Unos bancos más adelante, una alumna del colegio la miró y la saludó con una sonrisa desdentada que le produjo un nudo en la garganta. No merecía la adoración que le tenían sus niños. Al menos no en ese momento. Se suponía que estaba enamorada de un hombre y, sin embargo, se había derretido de placer cuando otro la besó. «Me haces arder de deseo, Lib. ¿Hace eso Doug?».
Lujuria ésa tenía que ser la explicación. No estaba dispuesta a sacrificar sus sueños de formar una familia para satisfacer a su libido. Además, las relaciones más duraderas empiezan con una amistad. Y nadie podría pedir un mejor amigo que Doug.
«Pero él no te hace arder de deseo». Las palabras se colaron en su mente y una oleada de rubor invadió sus mejillas. Miró hacia el altar y se preguntó si Dios comprendería la conclusión a la que había llegado.

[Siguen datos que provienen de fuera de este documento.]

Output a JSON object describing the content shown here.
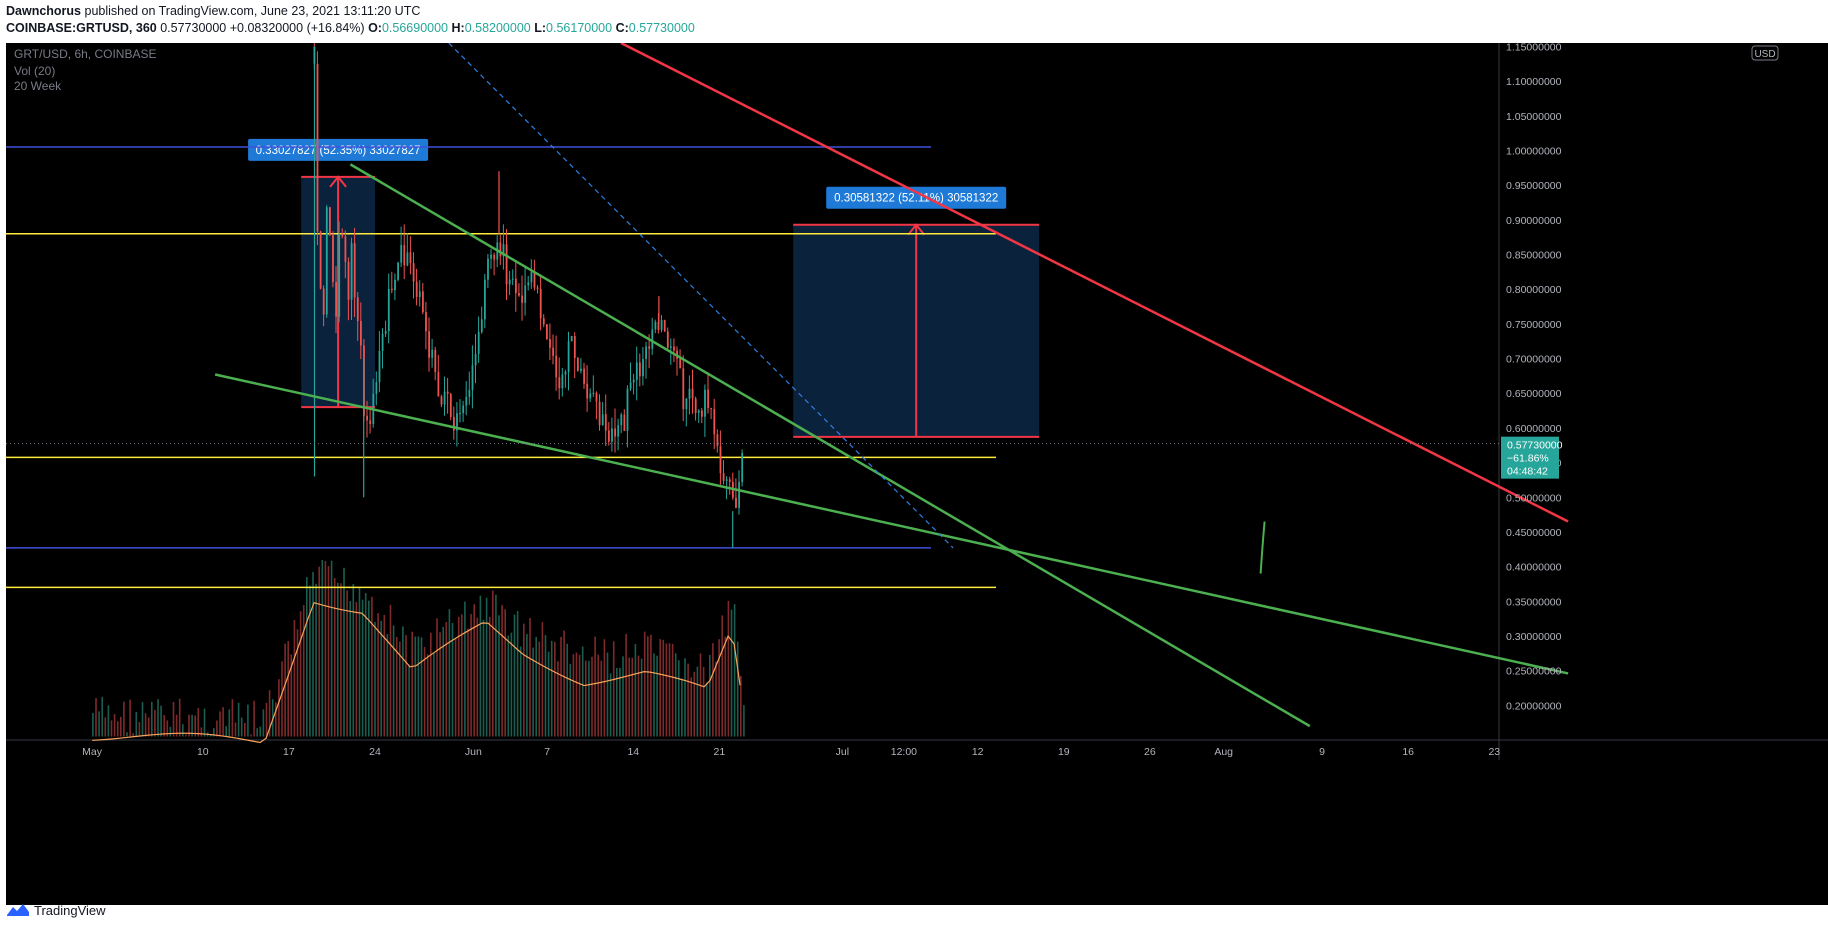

Que el cielo la ayudara pero acababa de darse cuenta de que, en contra de toda lógica, seguía sintiéndose atraída por Trent.
Era casi mediodía cuando llegaron al Kodiak. Weezer, ocupada con la caja, las saludó con la mano. Lois miró en derredor.
—Parece como si las familias de la mitad de nuestros alumnos estuviera aquí.
Libby miró con ojos traviesos por encima de la carta.
—Ventajas de las ciudades pequeñas. Nunca puedes tener intimidad.
—Cuéntame. Soy la mujer del pastor, recuérdalo.
—¿Dónde están las niñas hoy?
—Están pasando el fin de semana en unas jornadas alumnos-profesores en Bozeman.
Las hijas adolescentes de Lois eran muy activas y participaban en casi todas las actividades que ofrecía el instituto. Cuando estaba con los Jeter, Libby siempre sentía el aguijón de la envidia. Eran unas niñas afortunadas. Y unos padres afortunados.
—¿Entonces Ray y tú habéis pasado solos el fin de semana?
—No te hagas muchas ideas. Los sábados por la noche en nuestra casa se reservan para dar los últimos retoques al sermón del domingo. Me interesa mucho más tu fin de semana —dijo ella riéndose.
Libby le contó la versión corta de lo que había hecho con Doug y, cuando vio que se acercaba la camarera para tomarles nota, miró la carta. Las dos pidieron ensalada Cobb. Cuando se marchó, Lois apoyó ambas manos en la mesa y se inclinó hacia delante.
—Libby, ¿dónde está tu alegría?
—¿Qué quieres decir? —preguntó ella mientras desdoblaba cuidadosamente la servilleta en un intento por ganar tiempo.
—Literalmente, lo que me cuentas suena idílico. Ese hombre está loco por ti. Sin embargo, no noto emoción en tu voz.
—Me acosté tarde. Supongo que estoy cansada.
—¿Te has olvidado de con quién estás hablando? —dijo Lois poniéndole la mano en el antebrazo—. Soy la mujer del pastor. Escucho muchas confidencias, así que he desarrollado un gran poder intuitivo con los años y ahora me dice que tienes un problema.
Libby miró a Lois a los ojos. Estaba preocupada por ella y sabía que su amiga era un lugar seguro en el que posar la carga que llevaba encima. La tentación era abrumadora.
—Es cierto. Algo ha cambiado.
—¿Quieres contármelo?
Antes de que Libby pudiera responder oyó una vocecita alegre a su espalda.
—Mira papá, es la señorita Cameron —dijo acercándose a ellas—. Hola —sonrió a Libby—. Ya sé esquiar —dijo con voz triunfal.
—Eso es maravilloso.
Trent se acercó y puso las manos en los hombros de su hija. Libby miró a Lois.